Since the museum’s beginnings in 1959, its vision has been to serve Colby students as well as the broader region as a cultural and educational resource, said Jacqueline Terrassa, the Carolyn Muzzy Director of the Colby College Museum of Art. While the museum has always been a part of Waterville, as well as free and open to all, it can now offer a different kind of invitation by being on Main Street.

With the opening of Schupf Arts, there now exists a conduit, a bridge, that invites people to go back and forth between the museum’s galleries on campus and the Schmaltz Gallery downtown to experience art in all its forms, said Terrassa, who also spoke Friday night.

“So today we take another long step, a very bold step, in that process by having the Joan Dignam Schmaltz Gallery of Art of the Colby College Museum of Art. And in doing so growing the community—a community for the arts right here in Waterville—in ways that expand access to art and artists and opens up possibilities for everybody.”
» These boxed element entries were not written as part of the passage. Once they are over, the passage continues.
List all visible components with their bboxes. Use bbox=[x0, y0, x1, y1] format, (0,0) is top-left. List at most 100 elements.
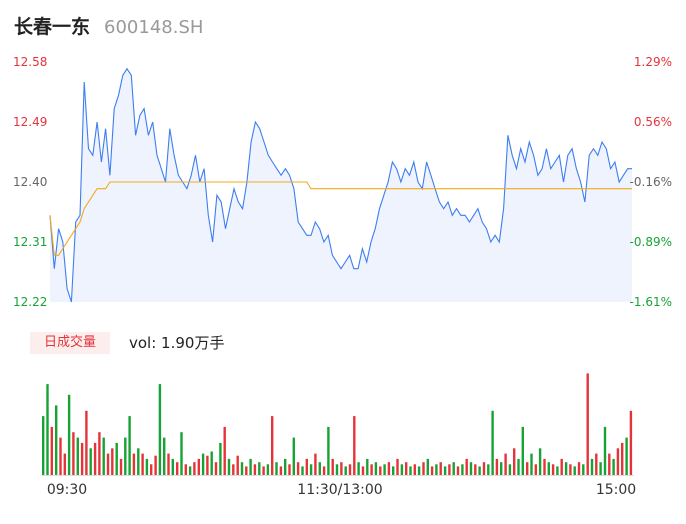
volume-bar bbox=[392, 466, 395, 475]
y-tick-right: 1.29% bbox=[634, 55, 672, 69]
volume-bar bbox=[128, 416, 131, 475]
volume-bar bbox=[556, 466, 559, 475]
volume-bar bbox=[171, 458, 174, 475]
volume-bar bbox=[500, 462, 503, 475]
volume-bar bbox=[106, 453, 110, 475]
volume-bar bbox=[331, 458, 334, 475]
title-bar: 长春一东 600148.SH bbox=[14, 12, 203, 40]
volume-bar bbox=[180, 432, 183, 475]
volume-bar bbox=[184, 464, 187, 475]
price-area-fill bbox=[50, 68, 632, 302]
volume-bar bbox=[344, 466, 347, 475]
volume-bar bbox=[98, 432, 101, 475]
volume-bar bbox=[80, 442, 84, 475]
volume-bar bbox=[599, 462, 602, 475]
volume-bar bbox=[305, 458, 308, 475]
volume-bar bbox=[301, 466, 304, 475]
volume-bar bbox=[76, 437, 79, 475]
volume-bar bbox=[72, 432, 75, 475]
volume-readout: vol: 1.90万手 bbox=[129, 334, 225, 352]
volume-bar bbox=[46, 384, 49, 476]
volume-bar bbox=[348, 464, 352, 475]
volume-bar bbox=[495, 458, 499, 475]
volume-bar bbox=[513, 448, 516, 476]
volume-bar bbox=[405, 462, 408, 475]
volume-bar bbox=[93, 442, 97, 475]
volume-bar bbox=[586, 373, 589, 475]
volume-bar bbox=[400, 464, 404, 475]
volume-bar bbox=[508, 464, 512, 475]
volume-bar bbox=[417, 466, 421, 475]
volume-bar bbox=[379, 466, 382, 475]
volume-bar bbox=[374, 462, 378, 475]
volume-bar bbox=[612, 458, 615, 475]
volume-bar bbox=[629, 410, 633, 475]
volume-bar bbox=[526, 462, 529, 475]
volume-bar bbox=[409, 466, 412, 475]
volume-bar bbox=[564, 462, 568, 475]
volume-bar bbox=[366, 458, 369, 475]
volume-bar bbox=[422, 462, 425, 475]
volume-bar bbox=[42, 416, 45, 475]
volume-bar bbox=[443, 466, 447, 475]
volume-bar bbox=[534, 464, 537, 475]
x-tick-label: 15:00 bbox=[596, 482, 636, 498]
volume-bar bbox=[292, 437, 295, 475]
volume-bar bbox=[621, 442, 624, 475]
volume-bar bbox=[452, 462, 455, 475]
volume-bar bbox=[266, 464, 270, 475]
volume-bar bbox=[163, 437, 166, 475]
volume-bar bbox=[361, 466, 365, 475]
volume-bar bbox=[573, 466, 576, 475]
volume-bar bbox=[145, 458, 149, 475]
volume-bar bbox=[357, 462, 360, 475]
volume-bar bbox=[465, 458, 468, 475]
volume-bar bbox=[560, 458, 563, 475]
volume-bar bbox=[284, 458, 287, 475]
volume-bar bbox=[89, 448, 92, 476]
volume-bar bbox=[271, 416, 274, 475]
volume-bar bbox=[124, 437, 127, 475]
volume-bar bbox=[201, 453, 205, 475]
volume-bar bbox=[314, 453, 317, 475]
volume-bar bbox=[193, 462, 196, 475]
y-tick-left: 12.49 bbox=[13, 115, 47, 129]
y-tick-right: 0.56% bbox=[634, 115, 672, 129]
price-line bbox=[49, 67, 632, 303]
volume-bar bbox=[353, 416, 356, 475]
volume-bar bbox=[240, 462, 244, 475]
volume-bar bbox=[547, 462, 550, 475]
volume-bar bbox=[318, 462, 321, 475]
volume-bar bbox=[538, 448, 542, 476]
y-tick-left: 12.31 bbox=[13, 235, 47, 249]
volume-bar bbox=[435, 464, 438, 475]
y-tick-left: 12.58 bbox=[13, 55, 47, 69]
volume-bar bbox=[188, 466, 192, 475]
volume-period-badge[interactable]: 日成交量 bbox=[30, 332, 110, 354]
volume-bar bbox=[245, 466, 248, 475]
volume-bar bbox=[253, 464, 257, 475]
volume-bar bbox=[85, 410, 88, 475]
volume-bar bbox=[249, 458, 252, 475]
volume-bar bbox=[530, 453, 533, 475]
volume-bar bbox=[430, 466, 434, 475]
volume-bar bbox=[275, 462, 278, 475]
volume-bar bbox=[137, 448, 140, 476]
volume-bar bbox=[158, 384, 162, 476]
volume-bar bbox=[448, 464, 451, 475]
volume-bar bbox=[176, 462, 179, 475]
volume-bar bbox=[487, 464, 490, 475]
volume-bar bbox=[55, 405, 58, 475]
volume-bar bbox=[603, 426, 607, 475]
volume-bar bbox=[521, 426, 524, 475]
volume-bar bbox=[482, 462, 486, 475]
volume-bar bbox=[50, 426, 53, 475]
volume-bar bbox=[262, 466, 265, 475]
volume-bar bbox=[569, 464, 572, 475]
y-tick-left: 12.22 bbox=[13, 295, 47, 309]
volume-bar bbox=[413, 464, 416, 475]
volume-bar bbox=[625, 437, 628, 475]
volume-bar bbox=[206, 455, 209, 475]
volume-bar bbox=[167, 453, 170, 475]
Visiting Assistant Professor of Performance, Theater, and Dance Matthew Cumbie leads children in a joyful dance workshop in Studio 1902 on the second floor of the Paul J. Schupf Arts Center. (Photo by Gabe Souza)

A bright future

Even as people milled about Schupf Arts on that snowy, magical Saturday, others were thinking about the future.

Just as they were on a November night in 2015, when the community gathered to celebrate Waterville and what was to come. That night, the Harold Alfond Foundation donated $10 million to kick-start Waterville’s revitalization.

The completion of the Paul J. Schupf Art Center marks the completion of Phase I of Waterville’s thrilling revitalization. Revitalization by and through the arts that positions the city for continued economic growth and an enhanced quality of life.

“We knew we had work to do to bring our town along,” recounted chairman of the Harold Alfond Foundation Greg Powell, Friday night’s final speaker. “We committed to bringing this town back, and back it has come.”

Attendees gather around the grand staircase in the center of Schupf Arts for remarks made before the center’s ribbon cutting to mark the official opening of the Paul J. Schupf Arts Center. (Photo by Gabe Souza)

In the envelope of Schupf Arts, guided and inspired by Waterville’s premier arts institutions contained within, “the best of contemporary art will grace the walls, the art of our kids will be nurtured and celebrated, and the heart and soul of this community and beyond will be enriched as only the arts can do,” said Powell, a Waterville native.

But what does the future hold for us tonight? Powell asked. “It holds a commitment to do more. For what we celebrate tonight will be just another beginning.”

With that, Powell announced that the foundation would lead the collective commitment to do more. “On behalf of the Harold Alfond Foundation,” he said, “we’ll start this off with a new grant to Waterville Creates for the future in the amount of $3.2 million.”